Usually, you receive an HSA debit card and can spend funds directly at a pharmacy or doctor’s office, just like a bank account debit card. If you don’t use all of the money, the savings will roll over from year to year.
What are the benefits of an HSA?
Saving in an HSA has benefits now and in retirement. Contributions can often be made through your workplace with before-tax payroll deductions. You can take a tax deduction if you choose to fund an HSA with after-tax dollars.
While you can use your HSA for current medical costs, if you don’t draw on your HSA before retirement, you create the potential to maximize the power of compounding. The account grows tax-free, and when you withdraw funds in retirement for qualified medical expenses, the funds aren't taxed as income, like those in other tax-advantaged accounts.
While you may change jobs and health insurance providers, the HSA is your account and is unaffected. The funds in an HSA never expire and can even become part of your estate plan.
The list of HSA-qualified medical expenses is extensive and includes things like acupuncture, doctor visits, psychological therapy/psychiatric care, hearing aids, and prescription drugs, among other things. You'll need to keep receipts, but the accounts are often online and may even provide you with a debit card.
If you select an investment account, you'll have investment options to choose from. These options may have fees associated with them, and the accounts themselves may have fees, but there's a lot to choose from, and finding lower-cost options is possible.

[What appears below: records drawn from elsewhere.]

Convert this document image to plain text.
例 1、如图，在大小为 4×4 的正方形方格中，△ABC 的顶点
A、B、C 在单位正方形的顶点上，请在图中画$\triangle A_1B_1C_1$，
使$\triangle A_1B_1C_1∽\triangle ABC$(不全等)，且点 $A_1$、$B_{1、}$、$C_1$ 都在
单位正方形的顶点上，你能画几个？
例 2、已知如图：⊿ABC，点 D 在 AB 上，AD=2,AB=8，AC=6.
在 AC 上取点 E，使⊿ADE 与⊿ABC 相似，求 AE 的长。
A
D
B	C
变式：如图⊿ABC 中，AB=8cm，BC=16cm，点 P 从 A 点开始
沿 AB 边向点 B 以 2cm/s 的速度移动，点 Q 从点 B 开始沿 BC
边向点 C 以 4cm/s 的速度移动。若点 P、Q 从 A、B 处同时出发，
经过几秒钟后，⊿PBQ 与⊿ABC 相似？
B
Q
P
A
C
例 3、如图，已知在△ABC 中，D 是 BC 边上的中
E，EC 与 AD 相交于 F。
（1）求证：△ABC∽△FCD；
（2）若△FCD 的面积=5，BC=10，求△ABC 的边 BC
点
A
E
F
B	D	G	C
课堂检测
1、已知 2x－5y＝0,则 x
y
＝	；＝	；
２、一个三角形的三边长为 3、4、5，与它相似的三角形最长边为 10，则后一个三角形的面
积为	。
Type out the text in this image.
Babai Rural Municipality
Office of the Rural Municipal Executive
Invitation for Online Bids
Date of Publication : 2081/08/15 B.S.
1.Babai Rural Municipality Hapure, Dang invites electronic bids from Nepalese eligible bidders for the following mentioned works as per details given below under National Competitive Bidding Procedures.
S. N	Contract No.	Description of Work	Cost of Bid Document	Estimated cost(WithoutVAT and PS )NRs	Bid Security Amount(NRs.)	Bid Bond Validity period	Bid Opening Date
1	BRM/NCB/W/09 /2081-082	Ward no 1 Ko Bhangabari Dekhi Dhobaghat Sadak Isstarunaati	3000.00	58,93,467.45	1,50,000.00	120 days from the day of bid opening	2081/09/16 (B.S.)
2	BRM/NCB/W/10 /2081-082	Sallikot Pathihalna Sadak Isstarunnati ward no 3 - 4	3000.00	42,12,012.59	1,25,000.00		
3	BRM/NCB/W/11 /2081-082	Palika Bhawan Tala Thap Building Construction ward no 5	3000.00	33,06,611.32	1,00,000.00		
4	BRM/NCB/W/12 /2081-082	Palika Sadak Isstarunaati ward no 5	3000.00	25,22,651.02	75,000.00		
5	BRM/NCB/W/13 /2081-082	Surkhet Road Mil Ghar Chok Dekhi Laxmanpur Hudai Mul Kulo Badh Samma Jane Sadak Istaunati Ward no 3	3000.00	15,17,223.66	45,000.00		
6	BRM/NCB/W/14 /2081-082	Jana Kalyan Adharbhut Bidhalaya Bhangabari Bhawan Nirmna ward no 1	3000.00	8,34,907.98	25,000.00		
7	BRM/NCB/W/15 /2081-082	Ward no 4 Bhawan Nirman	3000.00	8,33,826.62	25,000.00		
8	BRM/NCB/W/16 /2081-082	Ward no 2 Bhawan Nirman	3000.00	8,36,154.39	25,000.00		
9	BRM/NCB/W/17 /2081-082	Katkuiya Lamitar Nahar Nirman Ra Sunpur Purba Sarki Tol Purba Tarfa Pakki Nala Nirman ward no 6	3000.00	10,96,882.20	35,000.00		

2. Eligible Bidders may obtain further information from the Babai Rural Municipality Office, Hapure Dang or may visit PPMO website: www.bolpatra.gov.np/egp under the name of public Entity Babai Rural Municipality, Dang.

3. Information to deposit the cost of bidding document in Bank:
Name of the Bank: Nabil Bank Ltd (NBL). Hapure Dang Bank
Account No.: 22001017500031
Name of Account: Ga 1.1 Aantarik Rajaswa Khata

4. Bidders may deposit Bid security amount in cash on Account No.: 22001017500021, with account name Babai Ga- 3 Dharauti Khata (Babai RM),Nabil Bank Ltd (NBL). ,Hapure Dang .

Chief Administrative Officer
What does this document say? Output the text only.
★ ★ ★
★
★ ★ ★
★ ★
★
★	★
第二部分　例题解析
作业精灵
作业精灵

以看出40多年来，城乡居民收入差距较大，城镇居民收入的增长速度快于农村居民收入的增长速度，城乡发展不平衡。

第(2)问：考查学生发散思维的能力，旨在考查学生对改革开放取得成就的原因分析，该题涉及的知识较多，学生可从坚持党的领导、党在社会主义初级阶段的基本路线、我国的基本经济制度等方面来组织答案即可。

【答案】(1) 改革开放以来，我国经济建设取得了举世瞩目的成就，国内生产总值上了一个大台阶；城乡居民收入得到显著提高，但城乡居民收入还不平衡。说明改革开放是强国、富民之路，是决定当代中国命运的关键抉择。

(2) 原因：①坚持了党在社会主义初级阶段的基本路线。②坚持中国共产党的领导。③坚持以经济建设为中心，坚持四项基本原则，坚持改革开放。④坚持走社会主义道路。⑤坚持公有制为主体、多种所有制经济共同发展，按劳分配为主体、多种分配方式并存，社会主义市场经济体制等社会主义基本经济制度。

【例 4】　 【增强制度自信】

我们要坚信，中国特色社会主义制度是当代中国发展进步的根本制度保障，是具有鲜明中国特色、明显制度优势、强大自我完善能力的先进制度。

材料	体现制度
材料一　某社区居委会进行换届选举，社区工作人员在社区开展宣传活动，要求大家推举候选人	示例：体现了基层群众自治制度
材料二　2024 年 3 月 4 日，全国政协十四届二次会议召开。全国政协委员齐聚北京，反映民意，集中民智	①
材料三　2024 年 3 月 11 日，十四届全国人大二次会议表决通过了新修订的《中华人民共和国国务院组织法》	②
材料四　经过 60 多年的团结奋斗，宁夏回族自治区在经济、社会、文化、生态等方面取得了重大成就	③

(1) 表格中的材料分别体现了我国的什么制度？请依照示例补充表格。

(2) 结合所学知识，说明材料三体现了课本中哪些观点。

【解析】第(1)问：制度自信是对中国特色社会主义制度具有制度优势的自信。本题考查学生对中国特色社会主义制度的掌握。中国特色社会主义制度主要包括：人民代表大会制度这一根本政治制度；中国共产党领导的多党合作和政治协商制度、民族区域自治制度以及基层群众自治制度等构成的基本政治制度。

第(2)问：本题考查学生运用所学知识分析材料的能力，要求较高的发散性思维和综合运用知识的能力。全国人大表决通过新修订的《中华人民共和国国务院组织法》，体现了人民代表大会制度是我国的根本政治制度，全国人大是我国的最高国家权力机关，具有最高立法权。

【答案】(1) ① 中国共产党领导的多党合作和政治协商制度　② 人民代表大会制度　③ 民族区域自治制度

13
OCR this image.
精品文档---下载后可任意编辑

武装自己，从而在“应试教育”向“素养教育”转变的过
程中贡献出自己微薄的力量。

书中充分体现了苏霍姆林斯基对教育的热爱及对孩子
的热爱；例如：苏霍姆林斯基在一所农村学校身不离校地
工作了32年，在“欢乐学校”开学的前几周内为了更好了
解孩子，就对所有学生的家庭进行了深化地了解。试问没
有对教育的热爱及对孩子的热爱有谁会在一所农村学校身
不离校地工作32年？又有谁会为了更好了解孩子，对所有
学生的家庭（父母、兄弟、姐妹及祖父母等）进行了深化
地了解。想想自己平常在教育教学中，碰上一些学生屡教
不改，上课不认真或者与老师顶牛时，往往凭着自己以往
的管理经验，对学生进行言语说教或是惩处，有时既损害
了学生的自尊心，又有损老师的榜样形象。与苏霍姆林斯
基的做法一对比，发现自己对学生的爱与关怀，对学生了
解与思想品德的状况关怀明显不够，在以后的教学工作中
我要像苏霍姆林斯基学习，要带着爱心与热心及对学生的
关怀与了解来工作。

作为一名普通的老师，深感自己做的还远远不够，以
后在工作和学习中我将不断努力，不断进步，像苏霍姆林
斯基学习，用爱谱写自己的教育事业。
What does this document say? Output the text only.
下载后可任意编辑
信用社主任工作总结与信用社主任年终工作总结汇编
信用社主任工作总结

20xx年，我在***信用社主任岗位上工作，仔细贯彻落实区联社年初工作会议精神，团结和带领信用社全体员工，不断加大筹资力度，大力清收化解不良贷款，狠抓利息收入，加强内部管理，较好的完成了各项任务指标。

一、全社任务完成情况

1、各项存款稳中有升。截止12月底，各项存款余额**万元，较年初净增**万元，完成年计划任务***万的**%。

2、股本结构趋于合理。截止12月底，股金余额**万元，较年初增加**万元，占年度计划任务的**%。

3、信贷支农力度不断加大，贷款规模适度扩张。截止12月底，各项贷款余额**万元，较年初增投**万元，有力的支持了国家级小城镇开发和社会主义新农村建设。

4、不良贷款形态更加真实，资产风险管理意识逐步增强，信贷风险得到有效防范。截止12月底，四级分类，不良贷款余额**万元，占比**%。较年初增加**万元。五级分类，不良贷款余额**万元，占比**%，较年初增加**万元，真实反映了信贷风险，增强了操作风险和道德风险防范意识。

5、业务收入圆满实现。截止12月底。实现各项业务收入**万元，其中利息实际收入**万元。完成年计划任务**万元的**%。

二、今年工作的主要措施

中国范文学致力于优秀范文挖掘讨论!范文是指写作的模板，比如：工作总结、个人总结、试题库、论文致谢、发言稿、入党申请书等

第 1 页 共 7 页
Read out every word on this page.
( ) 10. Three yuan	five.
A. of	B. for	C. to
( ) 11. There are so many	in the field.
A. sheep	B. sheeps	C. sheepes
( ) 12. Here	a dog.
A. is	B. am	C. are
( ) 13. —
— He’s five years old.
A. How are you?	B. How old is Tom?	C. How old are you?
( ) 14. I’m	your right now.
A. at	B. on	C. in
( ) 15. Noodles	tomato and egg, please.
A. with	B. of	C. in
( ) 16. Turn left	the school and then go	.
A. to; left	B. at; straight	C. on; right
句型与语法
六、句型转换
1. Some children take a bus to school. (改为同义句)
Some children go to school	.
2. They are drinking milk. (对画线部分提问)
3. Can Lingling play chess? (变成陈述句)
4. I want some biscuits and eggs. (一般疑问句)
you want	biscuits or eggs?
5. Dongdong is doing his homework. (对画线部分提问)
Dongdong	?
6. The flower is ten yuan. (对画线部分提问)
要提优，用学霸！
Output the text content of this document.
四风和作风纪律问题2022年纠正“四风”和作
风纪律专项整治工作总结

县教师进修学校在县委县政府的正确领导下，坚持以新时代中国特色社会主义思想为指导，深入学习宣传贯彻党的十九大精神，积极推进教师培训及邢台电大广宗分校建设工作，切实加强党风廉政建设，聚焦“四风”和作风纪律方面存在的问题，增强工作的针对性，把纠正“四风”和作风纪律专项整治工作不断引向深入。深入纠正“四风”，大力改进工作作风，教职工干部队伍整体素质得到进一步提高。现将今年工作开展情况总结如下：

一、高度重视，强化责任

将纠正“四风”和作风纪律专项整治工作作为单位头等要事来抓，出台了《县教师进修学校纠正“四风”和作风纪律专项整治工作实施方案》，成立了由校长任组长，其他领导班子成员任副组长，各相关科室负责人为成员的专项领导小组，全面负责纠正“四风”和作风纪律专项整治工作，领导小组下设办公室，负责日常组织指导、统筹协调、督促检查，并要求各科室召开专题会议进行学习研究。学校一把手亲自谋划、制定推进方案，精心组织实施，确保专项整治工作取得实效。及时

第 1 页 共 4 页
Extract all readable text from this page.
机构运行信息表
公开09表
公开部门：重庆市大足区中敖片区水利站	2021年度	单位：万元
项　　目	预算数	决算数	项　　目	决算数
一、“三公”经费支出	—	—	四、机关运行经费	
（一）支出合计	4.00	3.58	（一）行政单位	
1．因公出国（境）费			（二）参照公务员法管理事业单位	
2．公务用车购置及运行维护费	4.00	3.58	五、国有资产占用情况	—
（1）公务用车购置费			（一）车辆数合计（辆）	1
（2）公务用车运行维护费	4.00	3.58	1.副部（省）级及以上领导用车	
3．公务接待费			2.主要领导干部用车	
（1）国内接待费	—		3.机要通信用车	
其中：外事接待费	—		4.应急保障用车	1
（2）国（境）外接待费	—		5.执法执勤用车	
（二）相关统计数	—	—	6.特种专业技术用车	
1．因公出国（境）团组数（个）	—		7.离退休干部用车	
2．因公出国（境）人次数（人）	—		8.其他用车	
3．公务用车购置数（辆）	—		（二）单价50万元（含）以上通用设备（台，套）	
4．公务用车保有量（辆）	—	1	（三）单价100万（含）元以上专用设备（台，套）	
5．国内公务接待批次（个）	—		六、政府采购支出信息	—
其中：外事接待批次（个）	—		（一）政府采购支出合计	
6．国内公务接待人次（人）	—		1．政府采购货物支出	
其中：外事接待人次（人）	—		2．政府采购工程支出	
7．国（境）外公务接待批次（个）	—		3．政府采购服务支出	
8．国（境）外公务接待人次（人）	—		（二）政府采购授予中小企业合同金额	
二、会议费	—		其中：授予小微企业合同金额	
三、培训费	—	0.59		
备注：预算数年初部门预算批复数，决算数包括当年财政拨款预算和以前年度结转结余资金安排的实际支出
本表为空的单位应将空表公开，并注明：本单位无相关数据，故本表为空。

Which is Best for You? PPO or HDHP
Because both options fully cover wellness visits and annual exams, your decision should reflect your personal health needs:
PPOs work best for people who have moderate health or chronic illnesses needing regular care like diabetes, allergies, or depression.
HDHPs typically work best as catastrophic insurance. They are ideal for healthy people who only need annual checkups and preventative care.
Are PPO plans better than HDHP? It depends on your circumstances. To know for sure, work with a financial professional who knows the industry. They can help simplify your financial picture, compare plan costs, and teach you the ins and outs of each program.